Join Date: Mar 2002
Location: Metro Detroit, Tampa Bay
Mentioned: 16 Post(s)
Tagged: 0 Thread(s)
Quoted: 1320 Post(s)
That depends on how the threat of pulling the programming off of OTA and sending it to cable is interpreted. I took it to mean yanking network programming away from affiliates and fronting CBS, ABC etc. national cable channels.
Under your scenario, the affiliates will balk because, without being able to transmit network programming OTA, the local cable company will have full control over the station's success or failure. They'd have to abide by whatever terms the cableco dictated in order to get their programming and lifeblood advertising onto the systems.

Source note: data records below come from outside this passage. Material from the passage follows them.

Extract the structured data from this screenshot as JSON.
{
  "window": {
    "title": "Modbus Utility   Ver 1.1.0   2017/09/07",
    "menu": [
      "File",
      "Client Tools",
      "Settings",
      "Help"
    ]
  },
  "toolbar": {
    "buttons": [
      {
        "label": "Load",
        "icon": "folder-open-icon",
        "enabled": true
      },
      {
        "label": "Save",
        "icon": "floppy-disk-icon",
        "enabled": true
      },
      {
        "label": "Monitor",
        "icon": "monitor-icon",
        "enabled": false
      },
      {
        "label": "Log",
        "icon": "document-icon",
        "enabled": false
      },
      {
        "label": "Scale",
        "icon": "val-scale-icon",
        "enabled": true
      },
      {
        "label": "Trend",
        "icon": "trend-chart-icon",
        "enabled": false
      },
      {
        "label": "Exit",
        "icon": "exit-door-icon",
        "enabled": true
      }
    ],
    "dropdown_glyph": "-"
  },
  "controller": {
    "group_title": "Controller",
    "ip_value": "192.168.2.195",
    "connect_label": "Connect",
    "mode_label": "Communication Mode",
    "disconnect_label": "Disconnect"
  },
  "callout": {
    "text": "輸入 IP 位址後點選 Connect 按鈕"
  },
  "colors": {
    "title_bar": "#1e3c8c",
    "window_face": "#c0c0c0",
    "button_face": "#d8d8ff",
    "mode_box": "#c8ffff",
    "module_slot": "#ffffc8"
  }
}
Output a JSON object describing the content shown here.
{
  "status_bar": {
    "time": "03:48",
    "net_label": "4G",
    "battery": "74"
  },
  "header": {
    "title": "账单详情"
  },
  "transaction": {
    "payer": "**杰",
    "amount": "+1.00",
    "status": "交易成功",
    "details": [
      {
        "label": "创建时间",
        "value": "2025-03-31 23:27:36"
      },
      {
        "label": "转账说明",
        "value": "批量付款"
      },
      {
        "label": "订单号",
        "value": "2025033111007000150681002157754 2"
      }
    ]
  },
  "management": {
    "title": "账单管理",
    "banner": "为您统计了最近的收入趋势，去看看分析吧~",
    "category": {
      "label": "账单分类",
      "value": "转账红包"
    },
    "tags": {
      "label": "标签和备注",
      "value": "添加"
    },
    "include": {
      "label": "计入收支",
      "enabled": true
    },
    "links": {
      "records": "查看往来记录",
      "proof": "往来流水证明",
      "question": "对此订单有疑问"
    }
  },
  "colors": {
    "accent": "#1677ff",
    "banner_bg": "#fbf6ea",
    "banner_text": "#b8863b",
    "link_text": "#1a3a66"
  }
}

Let's say I own the cable system in Podunk, Oklahoma, where the local CBS affiliate is KPDK. I'm going to CHARGE KPDK for access to my system. Must-carry won't be in affect since the programming will not be over-the-air. I won't lose customers to DSS because they don't provide LIL into Podunk to begin with. Even if they did, the CBS stream isn't over-the-air so DSS isn't obligated in any way. And I don't care if CBS yanks Showtime. Meh. I own the internet backbone for Podunk so even DSS customers have to pay me. With no way to get advertisements to viewers and no leverage, KPDK dies.
While O&Os would be able to negotiate carriage of the network program stream with large cable operators, the little guy won't have a prayer. Though I do imagine the Sinclair vs Comcast carriage battle in this scenario would be epic.
Walking the fine line between jaw-dropping and a plain ol' yawn.